While not initially interested in activism, Larry would become a leader in the gay rights movement and the fight against AIDS when gay men began to get sick in 1980 with a then-unknown disease. Larry was instrumental in so many ways, from forming the first AIDS organization, which would become the Gay Men’s Health Crisis (GMHC), to ACT UP in 1987 after years of the government and the world turning a blind eye to what was happening. Larry forced gay men, the government, and mainstream news to pay attention and respond to the AIDS crisis, starting with his lengthy essay entitled “1,112 and counting,” of which Pulitzer Prize winner Tony Kushner said, “With that one piece, Larry changed my world. He changed the world for all of us.” Indeed, he did.

Larry exemplified what it means to stand up and take action even when that makes you unpopular and a target. While many stood back because they were afraid of being outed in a time when we had few, if any, rights, Larry said no. He stepped forward, mobilizing a movement that would bring forth money for research to fight AIDS. He would not let all those that had died and were suffering do so in vain. Widely criticized for his methods even by the gay community, GMHC ousted him in 1983 due to his “in your face” approach; that approach resulted in the intended outcomes.

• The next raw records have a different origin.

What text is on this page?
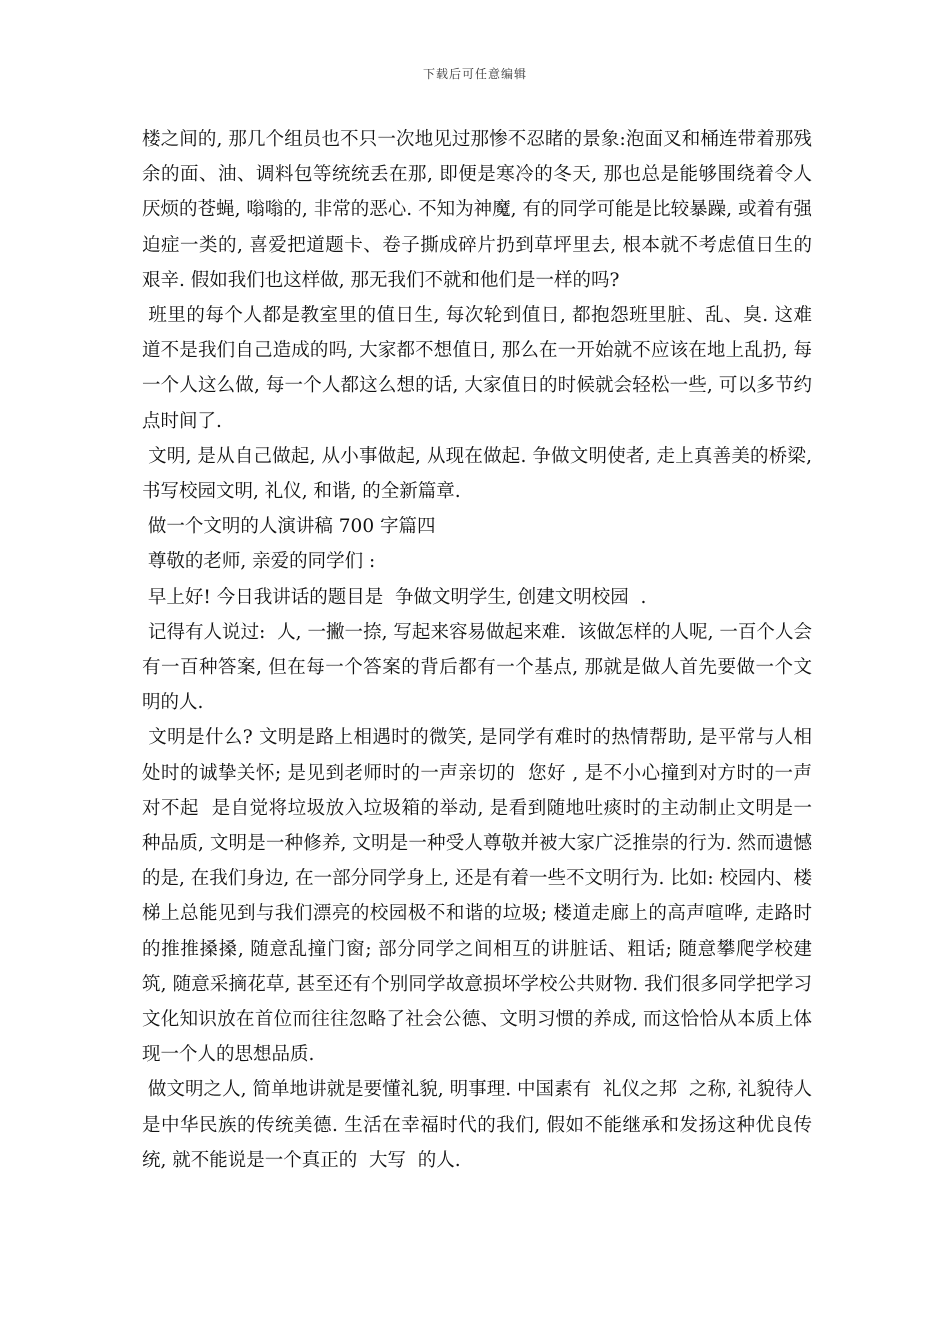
下载后可任意编辑

楼之间的, 那几个组员也不只一次地见过那惨不忍睹的景象:泡面叉和桶连带着那残余的面、油、调料包等统统丢在那, 即便是寒冷的冬天, 那也总是能够围绕着令人厌烦的苍蝇, 嗡嗡的, 非常的恶心. 不知为神魔, 有的同学可能是比较暴躁, 或着有强迫症一类的, 喜爱把道题卡、卷子撕成碎片扔到草坪里去, 根本就不考虑值日生的艰辛. 假如我们也这样做, 那无我们不就和他们是一样的吗?

班里的每个人都是教室里的值日生, 每次轮到值日, 都抱怨班里脏、乱、臭. 这难道不是我们自己造成的吗, 大家都不想值日, 那么在一开始就不应该在地上乱扔, 每一个人这么做, 每一个人都这么想的话, 大家值日的时候就会轻松一些, 可以多节约点时间了.

文明, 是从自己做起, 从小事做起, 从现在做起. 争做文明使者, 走上真善美的桥梁, 书写校园文明, 礼仪, 和谐, 的全新篇章.

做一个文明的人演讲稿 700 字篇四

尊敬的老师, 亲爱的同学们 :

早上好! 今日我讲话的题目是  争做文明学生, 创建文明校园  .

记得有人说过:  人, 一撇一捺, 写起来容易做起来难.  该做怎样的人呢, 一百个人会有一百种答案, 但在每一个答案的背后都有一个基点, 那就是做人首先要做一个文明的人.

文明是什么? 文明是路上相遇时的微笑, 是同学有难时的热情帮助, 是平常与人相处时的诚挚关怀; 是见到老师时的一声亲切的  您好 , 是不小心撞到对方时的一声  对不起  是自觉将垃圾放入垃圾箱的举动, 是看到随地吐痰时的主动制止文明是一种品质, 文明是一种修养, 文明是一种受人尊敬并被大家广泛推崇的行为. 然而遗憾的是, 在我们身边, 在一部分同学身上, 还是有着一些不文明行为. 比如: 校园内、楼梯上总能见到与我们漂亮的校园极不和谐的垃圾; 楼道走廊上的高声喧哗, 走路时的推推搡搡, 随意乱撞门窗; 部分同学之间相互的讲脏话、粗话; 随意攀爬学校建筑, 随意采摘花草, 甚至还有个别同学故意损坏学校公共财物. 我们很多同学把学习文化知识放在首位而往往忽略了社会公德、文明习惯的养成, 而这恰恰从本质上体现一个人的思想品质.

做文明之人, 简单地讲就是要懂礼貌, 明事理. 中国素有  礼仪之邦  之称, 礼貌待人是中华民族的传统美德. 生活在幸福时代的我们, 假如不能继承和发扬这种优良传统, 就不能说是一个真正的  大写  的人.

People and the government took notice and took action. Larry knew someone had to do something, and he did.

“You’d think one day we’d learn. You don’t get anything unless you fight for it, united and with visible numbers,” he once said.

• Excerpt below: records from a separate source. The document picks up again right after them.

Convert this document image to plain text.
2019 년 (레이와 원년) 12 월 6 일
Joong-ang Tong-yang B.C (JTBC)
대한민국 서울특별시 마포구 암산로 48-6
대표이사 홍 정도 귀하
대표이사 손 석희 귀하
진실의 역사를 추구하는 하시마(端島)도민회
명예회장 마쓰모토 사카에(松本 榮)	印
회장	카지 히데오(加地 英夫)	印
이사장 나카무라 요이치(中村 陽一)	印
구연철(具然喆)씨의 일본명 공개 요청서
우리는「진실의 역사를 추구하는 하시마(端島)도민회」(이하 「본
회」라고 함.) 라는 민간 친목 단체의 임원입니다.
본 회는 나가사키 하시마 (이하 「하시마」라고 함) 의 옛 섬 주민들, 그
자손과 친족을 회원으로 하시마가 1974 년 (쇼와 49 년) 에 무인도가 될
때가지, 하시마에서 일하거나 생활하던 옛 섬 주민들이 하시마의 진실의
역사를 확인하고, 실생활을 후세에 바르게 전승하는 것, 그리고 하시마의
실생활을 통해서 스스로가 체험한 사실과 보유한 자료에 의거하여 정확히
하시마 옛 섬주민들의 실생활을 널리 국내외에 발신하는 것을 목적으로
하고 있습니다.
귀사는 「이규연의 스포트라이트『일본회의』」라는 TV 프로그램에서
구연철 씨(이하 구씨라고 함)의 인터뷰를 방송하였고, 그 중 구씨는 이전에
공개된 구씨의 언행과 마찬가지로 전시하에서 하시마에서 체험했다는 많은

While we now know that HIV had probably been around for decades, it was not until 1981 that the virus seemed to take hold and spread. If you were born after 1981, chances are you don’t know what effect the disease had back then, the toll it was taking. I was 14, and I remember clearly the fear that permeated the gay community and the lack of response or even acknowledgment of the government to do something because it was that “gay disease.” I remember my fear as a young gay man, seeing all those who were sick, dying, or who had passed. Had those infected with HIV been white straight men, things would have been much different. Now more than ever, that fact is not lost on me when I see the world’s response to the COVID pandemic compared to what happened back then.

Had it not been for Larry and others like him, we would be in a very different place today. Renowned immunologist Anthony Fauci said of Larry, “In American medicine, there are two eras. Before Larry and after Larry.”

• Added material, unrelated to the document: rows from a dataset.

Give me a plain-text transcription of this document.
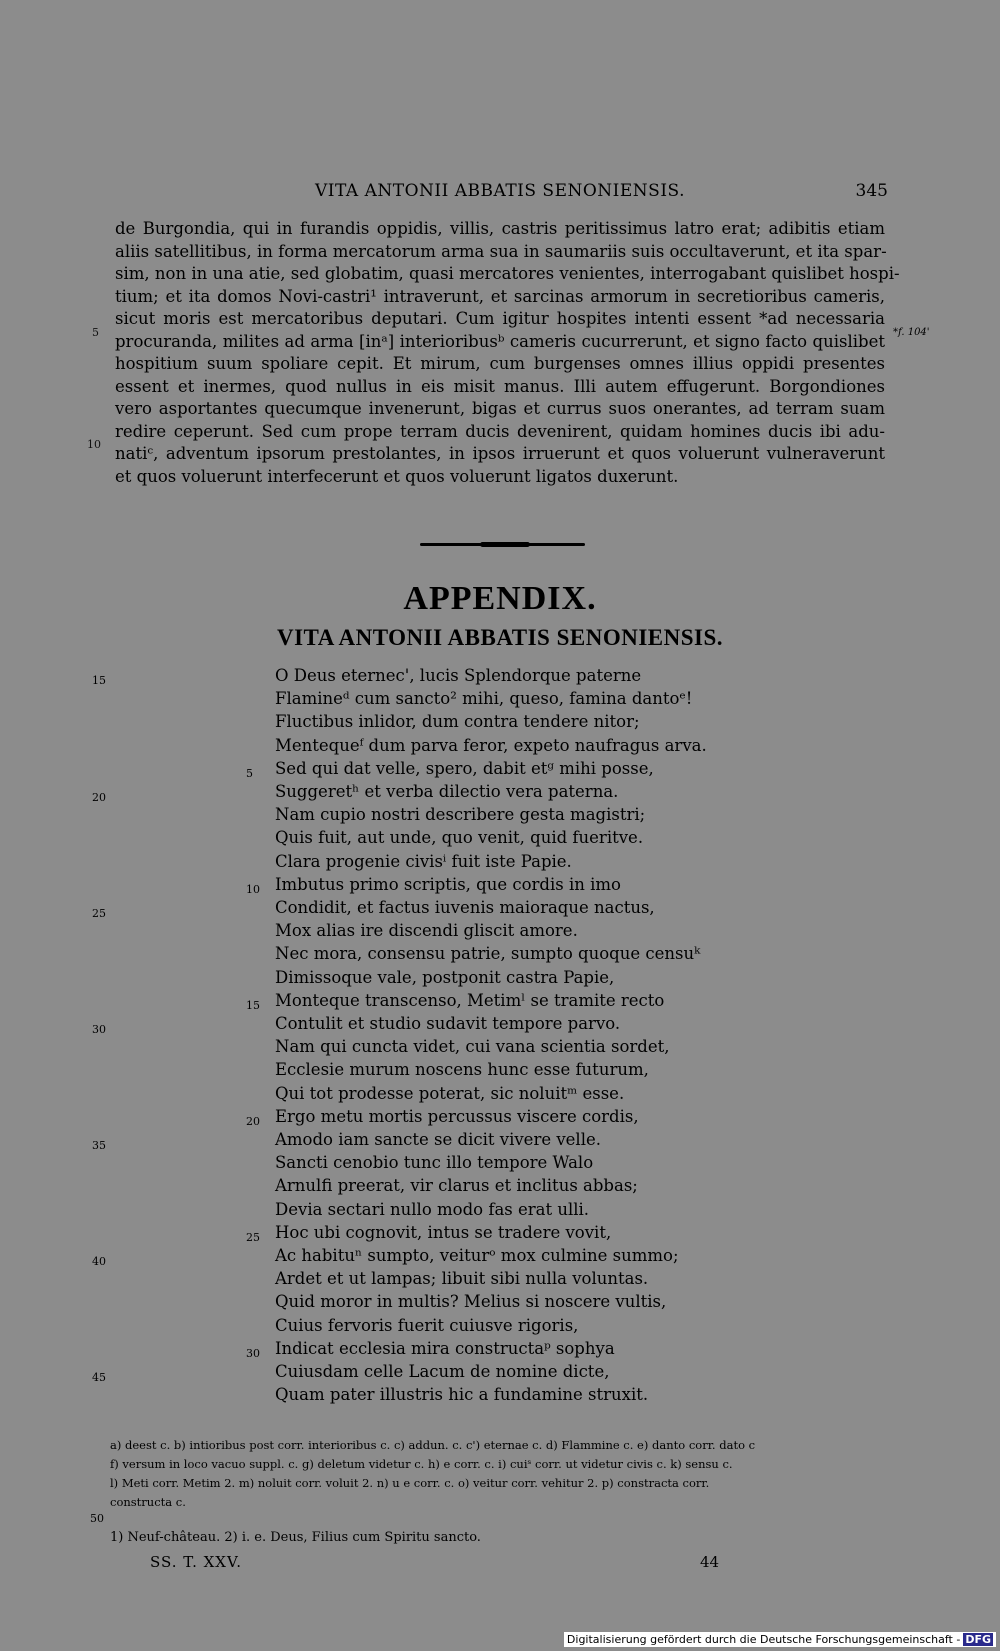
VITA ANTONII ABBATIS SENONIENSIS.	345
de Burgondia, qui in furandis oppidis, villis, castris peritissimus latro erat; adibitis etiam
aliis satellitibus, in forma mercatorum arma sua in saumariis suis occultaverunt, et ita spar-
sim, non in una atie, sed globatim, quasi mercatores venientes, interrogabant quislibet hospi-
tium; et ita domos Novi-castri¹ intraverunt, et sarcinas armorum in secretioribus cameris,
sicut moris est mercatoribus deputari. Cum igitur hospites intenti essent *ad necessaria
procuranda, milites ad arma [inᵃ] interioribusᵇ cameris cucurrerunt, et signo facto quislibet
hospitium suum spoliare cepit. Et mirum, cum burgenses omnes illius oppidi presentes
essent et inermes, quod nullus in eis misit manus. Illi autem effugerunt. Borgondiones
vero asportantes quecumque invenerunt, bigas et currus suos onerantes, ad terram suam
redire ceperunt. Sed cum prope terram ducis devenirent, quidam homines ducis ibi adu-
natiᶜ, adventum ipsorum prestolantes, in ipsos irruerunt et quos voluerunt vulneraverunt
et quos voluerunt interfecerunt et quos voluerunt ligatos duxerunt.
5
10
*f. 104'
APPENDIX.
VITA ANTONII ABBATIS SENONIENSIS.
O Deus eternec', lucis Splendorque paterne
Flamineᵈ cum sancto² mihi, queso, famina dantoᵉ!
Fluctibus inlidor, dum contra tendere nitor;
Mentequeᶠ dum parva feror, expeto naufragus arva.
Sed qui dat velle, spero, dabit etᵍ mihi posse,
Suggeretʰ et verba dilectio vera paterna.
Nam cupio nostri describere gesta magistri;
Quis fuit, aut unde, quo venit, quid fueritve.
Clara progenie civisⁱ fuit iste Papie.
Imbutus primo scriptis, que cordis in imo
Condidit, et factus iuvenis maioraque nactus,
Mox alias ire discendi gliscit amore.
Nec mora, consensu patrie, sumpto quoque censuᵏ
Dimissoque vale, postponit castra Papie,
Monteque transcenso, Metimˡ se tramite recto
Contulit et studio sudavit tempore parvo.
Nam qui cuncta videt, cui vana scientia sordet,
Ecclesie murum noscens hunc esse futurum,
Qui tot prodesse poterat, sic noluitᵐ esse.
Ergo metu mortis percussus viscere cordis,
Amodo iam sancte se dicit vivere velle.
Sancti cenobio tunc illo tempore Walo
Arnulfi preerat, vir clarus et inclitus abbas;
Devia sectari nullo modo fas erat ulli.
Hoc ubi cognovit, intus se tradere vovit,
Ac habituⁿ sumpto, veiturᵒ mox culmine summo;
Ardet et ut lampas; libuit sibi nulla voluntas.
Quid moror in multis? Melius si noscere vultis,
Cuius fervoris fuerit cuiusve rigoris,
Indicat ecclesia mira constructaᵖ sophya
Cuiusdam celle Lacum de nomine dicte,
Quam pater illustris hic a fundamine struxit.
15
20
25
30
35
40
45
5
10
15
20
25
30
a) deest c. b) intioribus post corr. interioribus c. c) addun. c. c') eternae c. d) Flammine c. e) danto corr. dato c
f) versum in loco vacuo suppl. c. g) deletum videtur c. h) e corr. c. i) cuiˢ corr. ut videtur civis c. k) sensu c.
l) Meti corr. Metim 2. m) noluit corr. voluit 2. n) u e corr. c. o) veitur corr. vehitur 2. p) constracta corr.
constructa c.
50
1) Neuf-château. 2) i. e. Deus, Filius cum Spiritu sancto.
SS. T. XXV.	44
Digitalisierung gefördert durch die Deutsche Forschungsgemeinschaft - DFG
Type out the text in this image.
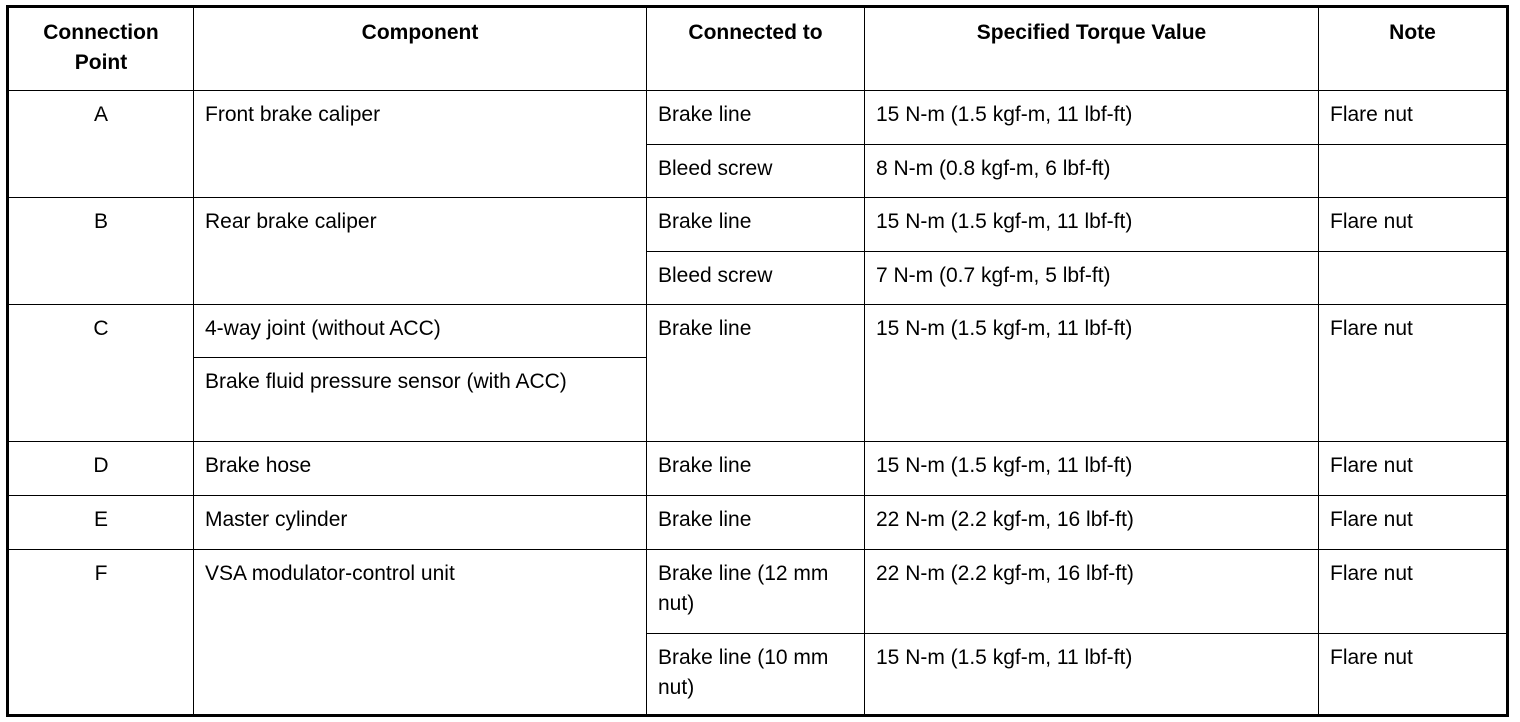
Connection Point	Component	Connected to	Specified Torque Value	Note
A	Front brake caliper	Brake line	15 N-m (1.5 kgf-m, 11 lbf-ft)	Flare nut
		Bleed screw	8 N-m (0.8 kgf-m, 6 lbf-ft)	
B	Rear brake caliper	Brake line	15 N-m (1.5 kgf-m, 11 lbf-ft)	Flare nut
		Bleed screw	7 N-m (0.7 kgf-m, 5 lbf-ft)	
C	4-way joint (without ACC)	Brake line	15 N-m (1.5 kgf-m, 11 lbf-ft)	Flare nut
	Brake fluid pressure sensor (with ACC)			
D	Brake hose	Brake line	15 N-m (1.5 kgf-m, 11 lbf-ft)	Flare nut
E	Master cylinder	Brake line	22 N-m (2.2 kgf-m, 16 lbf-ft)	Flare nut
F	VSA modulator-control unit	Brake line (12 mm nut)	22 N-m (2.2 kgf-m, 16 lbf-ft)	Flare nut
		Brake line (10 mm nut)	15 N-m (1.5 kgf-m, 11 lbf-ft)	Flare nut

Larry’s life and courage should be a catalyst for our own response to the lack of leadership in our country, to the continued and pervasive racism and bigotry that still exists, the inequality and injustice targeting anyone. Larry’s passing should be a call for action, so we do not let all those who have gone before us, who have sacrificed, risked, and even lost their lives to have done so in vain.

Larry’s legacy should remind us that the rights we have gained are fragile and can easily be stripped away as we continue to see. Leadership comes in many forms and people, but most often, it comes from those we least expect.

Anthony Eaton is a writer whose work has been featured in QNotes, Harlem World Magazine, The Georgia Voice, and Windy City Times, among others.